WASHINGTON — The Obama administration is proposing a new rule to tighten restrictions on pollution from coal-burning power plants in the eastern half of the country, a key step to cut emissions that cause smog.

The Environmental Protection Agency said Tuesday the new rule represented its most consequential effort yet to tackle deadly pollution that contributes to smog and soot that hangs over more than half the country.

The rule would cost nearly $3 billion a year and those costs are likely to be passed along to consumers, although the rule’s effect on specific companies and on consumers was not clear.

“We believe that today is marking a large and important step in EPA’s effort to protect public health,” said the agency’s top air pollution official, Gina McCarthy.

The rule, to be finalized next year, aims to cut sulfur dioxide emissions by 71 percent from 2005 levels by 2014 and nitrogen oxide emissions by 52 percent in the same time frame.

Known as the Clean Air Interstate Rule, the measure requires 31 states from Massachusetts to Texas to reduce smog and soot-producing emissions that can travel long distances in the wind.

The rule would overturn and toughen rules issued during the administration of former President George W. Bush.
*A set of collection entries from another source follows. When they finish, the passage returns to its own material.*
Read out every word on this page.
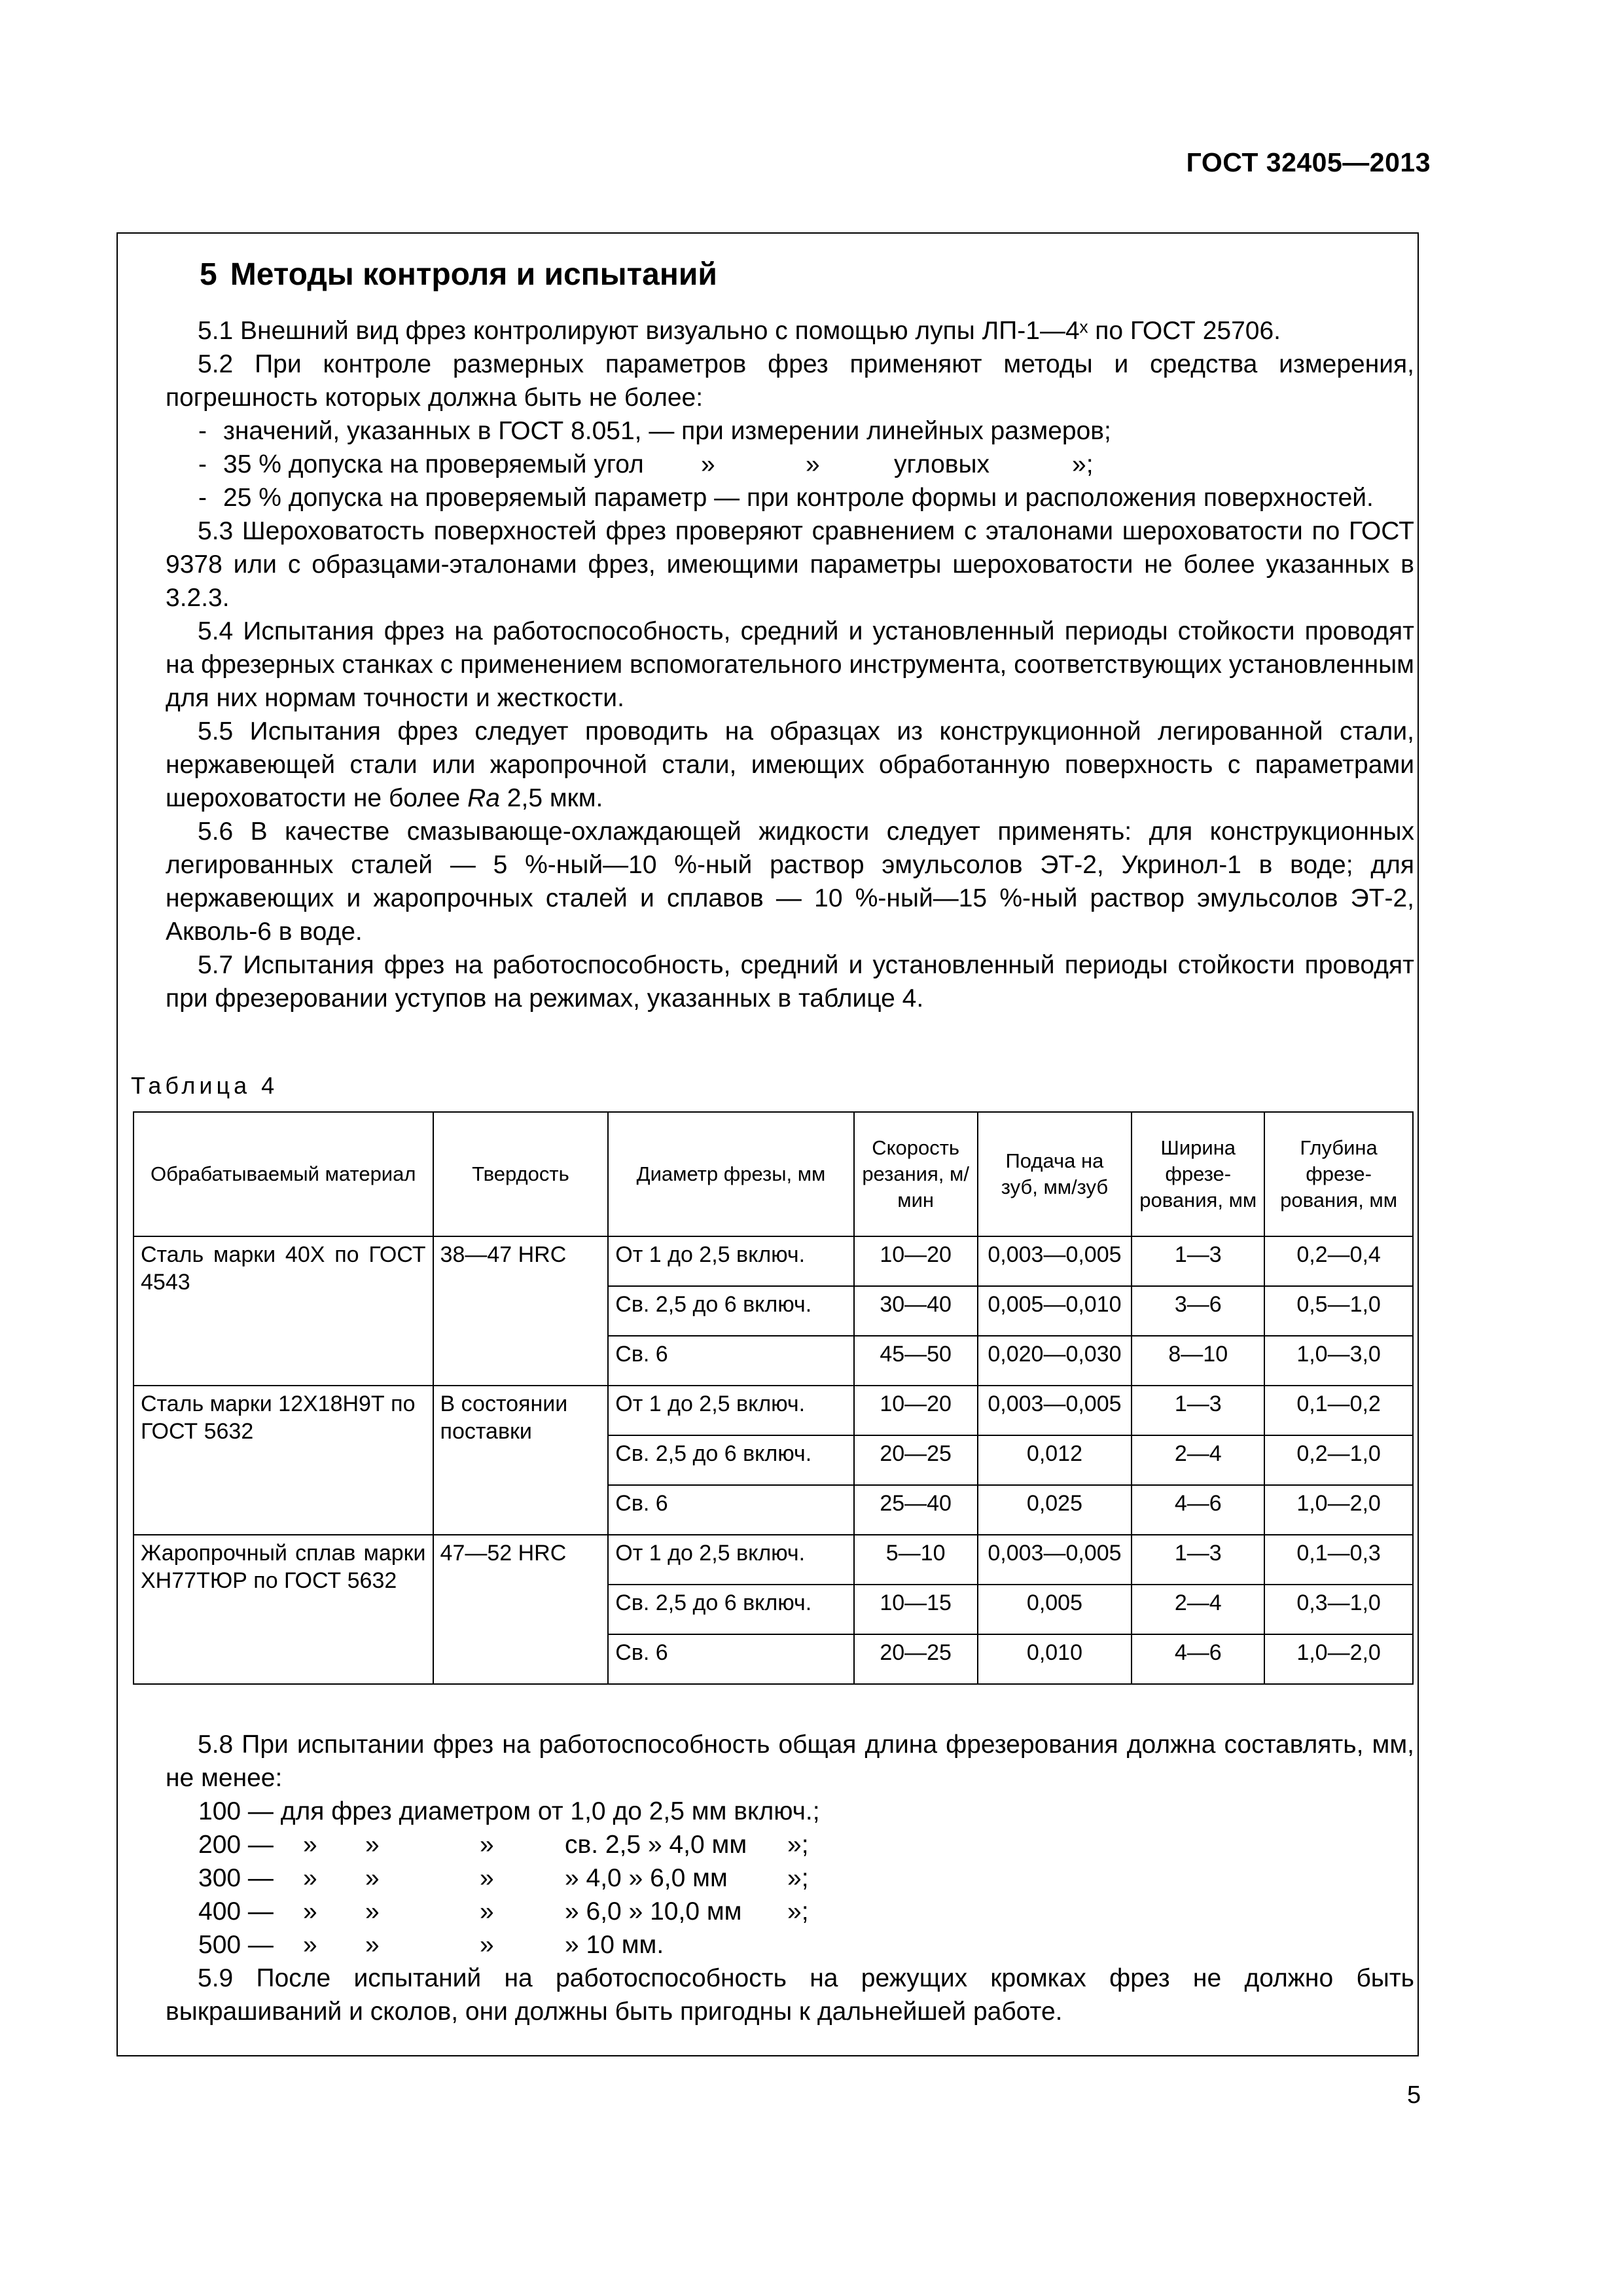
ГОСТ 32405—2013
5 Методы контроля и испытаний

5.1 Внешний вид фрез контролируют визуально с помощью лупы ЛП-1—4ˣ по ГОСТ 25706.

5.2 При контроле размерных параметров фрез применяют методы и средства измерения, погрешность которых должна быть не более:

- значений, указанных в ГОСТ 8.051, — при измерении линейных размеров;

- 35 % допуска на проверяемый угол »	»	угловых	»;

- 25 % допуска на проверяемый параметр — при контроле формы и расположения поверхностей.

5.3 Шероховатость поверхностей фрез проверяют сравнением с эталонами шероховатости по ГОСТ 9378 или с образцами-эталонами фрез, имеющими параметры шероховатости не более указанных в 3.2.3.

5.4 Испытания фрез на работоспособность, средний и установленный периоды стойкости проводят на фрезерных станках с применением вспомогательного инструмента, соответствующих установленным для них нормам точности и жесткости.

5.5 Испытания фрез следует проводить на образцах из конструкционной легированной стали, нержавеющей стали или жаропрочной стали, имеющих обработанную поверхность с параметрами шероховатости не более Ra 2,5 мкм.

5.6 В качестве смазывающе-охлаждающей жидкости следует применять: для конструкционных легированных сталей — 5 %-ный—10 %-ный раствор эмульсолов ЭТ-2, Укринол-1 в воде; для нержавеющих и жаропрочных сталей и сплавов — 10 %-ный—15 %-ный раствор эмульсолов ЭТ-2, Акволь-6 в воде.

5.7 Испытания фрез на работоспособность, средний и установленный периоды стойкости проводят при фрезеровании уступов на режимах, указанных в таблице 4.

Таблица 4
Обрабатываемый материал	Твердость	Диаметр фрезы, мм	Скорость резания, м/мин	Подача на зуб, мм/зуб	Ширина фрезе-рования, мм	Глубина фрезе-рования, мм
Сталь марки 40Х по ГОСТ 4543	38—47 HRC	От 1 до 2,5 включ.	10—20	0,003—0,005	1—3	0,2—0,4
		Св. 2,5 до 6 включ.	30—40	0,005—0,010	3—6	0,5—1,0
		Св. 6	45—50	0,020—0,030	8—10	1,0—3,0
Сталь марки 12Х18Н9Т по ГОСТ 5632	В состоянии поставки	От 1 до 2,5 включ.	10—20	0,003—0,005	1—3	0,1—0,2
		Св. 2,5 до 6 включ.	20—25	0,012	2—4	0,2—1,0
		Св. 6	25—40	0,025	4—6	1,0—2,0
Жаропрочный сплав марки ХН77ТЮР по ГОСТ 5632	47—52 HRC	От 1 до 2,5 включ.	5—10	0,003—0,005	1—3	0,1—0,3
		Св. 2,5 до 6 включ.	10—15	0,005	2—4	0,3—1,0
		Св. 6	20—25	0,010	4—6	1,0—2,0

5.8 При испытании фрез на работоспособность общая длина фрезерования должна составлять, мм, не менее:

100 — для фрез диаметром от 1,0 до 2,5 мм включ.;

200 — » »	»	св. 2,5 » 4,0 мм »;

300 — » »	»	» 4,0 » 6,0 мм »;

400 — » »	»	» 6,0 » 10,0 мм »;

500 — » »	»	» 10 мм.

5.9 После испытаний на работоспособность на режущих кромках фрез не должно быть выкрашиваний и сколов, они должны быть пригодны к дальнейшей работе.

5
While environmental groups and some Democratic lawmakers hailed the new regulation, they conceded the complicated measure is open to industry lawsuits that could cause delays in meeting public health targets.
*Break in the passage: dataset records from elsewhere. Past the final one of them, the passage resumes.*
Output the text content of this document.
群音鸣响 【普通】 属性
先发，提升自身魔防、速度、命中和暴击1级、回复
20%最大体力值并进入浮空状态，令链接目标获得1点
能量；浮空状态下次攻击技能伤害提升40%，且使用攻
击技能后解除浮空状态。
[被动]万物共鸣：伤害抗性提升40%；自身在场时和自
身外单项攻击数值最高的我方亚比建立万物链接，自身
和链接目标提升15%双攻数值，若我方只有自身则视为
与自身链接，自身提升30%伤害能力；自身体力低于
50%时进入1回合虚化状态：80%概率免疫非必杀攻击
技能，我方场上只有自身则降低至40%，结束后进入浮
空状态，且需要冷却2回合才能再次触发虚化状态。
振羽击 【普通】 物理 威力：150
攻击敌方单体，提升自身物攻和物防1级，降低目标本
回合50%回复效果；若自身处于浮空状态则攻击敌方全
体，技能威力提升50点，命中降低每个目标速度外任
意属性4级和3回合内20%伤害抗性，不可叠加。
Sen. Tom Carper, D-Del., said the likelihood of litigation underscores the need for Congress to pass strong air pollution legislation this year.
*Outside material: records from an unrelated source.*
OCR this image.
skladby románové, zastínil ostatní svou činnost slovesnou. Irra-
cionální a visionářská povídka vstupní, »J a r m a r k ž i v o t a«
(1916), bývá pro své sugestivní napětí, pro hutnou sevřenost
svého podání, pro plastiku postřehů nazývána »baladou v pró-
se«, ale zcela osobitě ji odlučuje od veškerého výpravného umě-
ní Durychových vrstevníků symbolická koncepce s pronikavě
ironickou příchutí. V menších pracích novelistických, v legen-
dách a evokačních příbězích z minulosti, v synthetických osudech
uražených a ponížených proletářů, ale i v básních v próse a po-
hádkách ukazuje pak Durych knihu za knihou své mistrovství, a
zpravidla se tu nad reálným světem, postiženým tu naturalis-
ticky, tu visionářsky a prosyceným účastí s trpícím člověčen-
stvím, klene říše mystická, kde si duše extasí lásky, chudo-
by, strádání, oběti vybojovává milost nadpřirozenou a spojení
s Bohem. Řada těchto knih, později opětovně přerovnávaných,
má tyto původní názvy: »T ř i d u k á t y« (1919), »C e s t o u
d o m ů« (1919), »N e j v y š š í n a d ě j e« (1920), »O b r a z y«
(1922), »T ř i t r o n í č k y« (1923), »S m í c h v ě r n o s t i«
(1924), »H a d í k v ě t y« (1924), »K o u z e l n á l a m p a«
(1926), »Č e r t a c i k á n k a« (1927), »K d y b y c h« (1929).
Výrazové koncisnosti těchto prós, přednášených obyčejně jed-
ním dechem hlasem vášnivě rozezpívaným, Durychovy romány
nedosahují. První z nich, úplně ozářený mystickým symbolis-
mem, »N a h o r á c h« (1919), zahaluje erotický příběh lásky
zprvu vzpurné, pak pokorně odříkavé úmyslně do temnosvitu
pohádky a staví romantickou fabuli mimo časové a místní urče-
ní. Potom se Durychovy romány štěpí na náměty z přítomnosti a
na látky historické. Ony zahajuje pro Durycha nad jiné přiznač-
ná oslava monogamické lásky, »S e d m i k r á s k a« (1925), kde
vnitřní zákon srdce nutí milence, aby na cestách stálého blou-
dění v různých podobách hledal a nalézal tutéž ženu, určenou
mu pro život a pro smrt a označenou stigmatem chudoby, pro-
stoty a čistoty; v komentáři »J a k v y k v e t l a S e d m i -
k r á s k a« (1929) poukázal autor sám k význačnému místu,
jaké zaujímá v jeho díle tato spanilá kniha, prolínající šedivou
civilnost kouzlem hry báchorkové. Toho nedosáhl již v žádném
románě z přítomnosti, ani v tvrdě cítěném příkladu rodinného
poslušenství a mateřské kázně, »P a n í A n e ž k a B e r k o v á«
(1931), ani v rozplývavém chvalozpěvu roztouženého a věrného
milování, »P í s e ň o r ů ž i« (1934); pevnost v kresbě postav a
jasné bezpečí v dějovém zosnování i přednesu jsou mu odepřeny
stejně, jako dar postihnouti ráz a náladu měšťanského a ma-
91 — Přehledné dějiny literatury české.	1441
With a comprehensive energy bill facing united GOP opposition in the Senate, Democrats are considering an approach that would focus on capping greenhouse gas emissions from power plants. Some White House officials have begun to speak favorably about such a “utility-only” bill.

Frank O’Donnell, chairman of Clean Air Watch, cautioned Democrats not to sacrifice the interstate pollution rule to win votes for a climate bill.

More than a dozen states, along with environmental groups, sued the EPA several years ago, contending the Bush administration ignored science when it decided in 2006 not to lower the soot standard.

EPA Administrator Lisa Jackson said the rule signed Tuesday should improve air quality and public health from southern New England down to Florida, over to Texas and up to Minnesota. The rule does not affect Maine, Rhode Island, Vermont and New Hampshire.